Posted January 1st, 2013 by James DeWolf Perry
Category: Public History Tags: Abraham Lincoln, Civil rights movement, Emancipation Proclamation, Martin Luther King Jr., Sesquicentennial of the U.S. Civil War
Today is the first day of 2013. This is an anniversary year that we’ve been talking about, and anticipating, for a long time here at the Tracing Center.
In 2013, we will celebrate the 50th anniversaries of major civil rights era milestones, including the March on Washington and Dr. King’s legendary “I Have a Dream” speech.
Over the coming year, the nation will also mark the 150th anniversaries of the Battle of Gettysburg and Lincoln’s Gettysburg Address, as well as the New York City Draft Riots (the violence of which was aimed mostly at the city’s free black population) and a host of other Civil War battles and dates.

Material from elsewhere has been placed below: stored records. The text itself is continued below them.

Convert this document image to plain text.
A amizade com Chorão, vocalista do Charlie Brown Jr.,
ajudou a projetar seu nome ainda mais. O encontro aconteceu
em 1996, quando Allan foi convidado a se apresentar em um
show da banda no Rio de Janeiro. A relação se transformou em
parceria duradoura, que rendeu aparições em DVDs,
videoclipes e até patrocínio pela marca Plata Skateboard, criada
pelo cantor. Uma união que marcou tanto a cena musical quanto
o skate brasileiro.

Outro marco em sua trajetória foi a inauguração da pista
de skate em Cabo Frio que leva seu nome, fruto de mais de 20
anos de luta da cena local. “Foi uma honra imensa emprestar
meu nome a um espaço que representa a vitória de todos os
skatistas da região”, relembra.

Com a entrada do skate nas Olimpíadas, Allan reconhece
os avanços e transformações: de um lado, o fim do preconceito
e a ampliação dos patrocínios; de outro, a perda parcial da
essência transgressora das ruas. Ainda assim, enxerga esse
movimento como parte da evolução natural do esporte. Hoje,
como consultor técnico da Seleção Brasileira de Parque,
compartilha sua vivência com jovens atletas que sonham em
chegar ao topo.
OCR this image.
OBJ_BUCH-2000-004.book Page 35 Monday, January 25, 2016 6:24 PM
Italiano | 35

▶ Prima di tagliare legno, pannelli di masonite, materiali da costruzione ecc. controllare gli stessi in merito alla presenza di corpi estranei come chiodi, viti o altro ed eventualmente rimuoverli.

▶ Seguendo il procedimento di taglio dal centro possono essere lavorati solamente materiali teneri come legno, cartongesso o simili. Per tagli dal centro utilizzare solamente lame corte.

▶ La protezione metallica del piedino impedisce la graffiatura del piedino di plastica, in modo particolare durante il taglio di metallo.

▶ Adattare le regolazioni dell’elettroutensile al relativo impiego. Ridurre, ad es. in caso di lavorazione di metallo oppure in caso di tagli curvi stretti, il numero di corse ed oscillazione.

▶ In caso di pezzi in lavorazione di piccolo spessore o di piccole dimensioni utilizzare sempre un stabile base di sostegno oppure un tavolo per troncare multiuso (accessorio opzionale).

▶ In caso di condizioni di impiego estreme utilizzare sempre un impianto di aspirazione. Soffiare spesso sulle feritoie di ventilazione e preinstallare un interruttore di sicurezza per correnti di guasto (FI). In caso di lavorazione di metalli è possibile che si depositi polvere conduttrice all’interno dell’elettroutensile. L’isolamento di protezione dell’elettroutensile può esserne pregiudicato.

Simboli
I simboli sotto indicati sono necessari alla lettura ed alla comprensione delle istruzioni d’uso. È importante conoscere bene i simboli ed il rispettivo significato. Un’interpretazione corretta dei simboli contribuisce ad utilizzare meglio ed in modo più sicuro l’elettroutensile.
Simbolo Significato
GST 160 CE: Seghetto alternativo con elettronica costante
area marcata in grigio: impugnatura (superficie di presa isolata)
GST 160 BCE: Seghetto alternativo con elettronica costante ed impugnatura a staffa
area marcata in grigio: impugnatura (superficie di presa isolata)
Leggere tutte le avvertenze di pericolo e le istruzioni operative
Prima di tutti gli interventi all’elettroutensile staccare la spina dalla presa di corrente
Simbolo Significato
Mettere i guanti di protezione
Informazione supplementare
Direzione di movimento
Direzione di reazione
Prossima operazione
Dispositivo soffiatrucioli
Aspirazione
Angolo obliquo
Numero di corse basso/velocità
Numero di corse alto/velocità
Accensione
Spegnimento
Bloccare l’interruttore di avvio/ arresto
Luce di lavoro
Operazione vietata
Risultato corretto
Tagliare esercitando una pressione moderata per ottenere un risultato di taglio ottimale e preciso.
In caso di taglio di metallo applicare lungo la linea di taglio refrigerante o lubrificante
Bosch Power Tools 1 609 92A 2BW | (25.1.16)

The anniversaries of the Civil War and the civil rights movement are directly connected, as they represent two different, but closely related, stages in our society’s slow process of reckoning with its centuries-long embrace of slavery and racism. Exploring these anniversary dates, their connections, and their broader significance for racial healing and justice will constitute much of the Tracing Center’s work in the years 2013-2015.
Today, however, marks the 150th anniversary of perhaps the greatest of all of these events: Lincoln’s Emancipation Proclamation.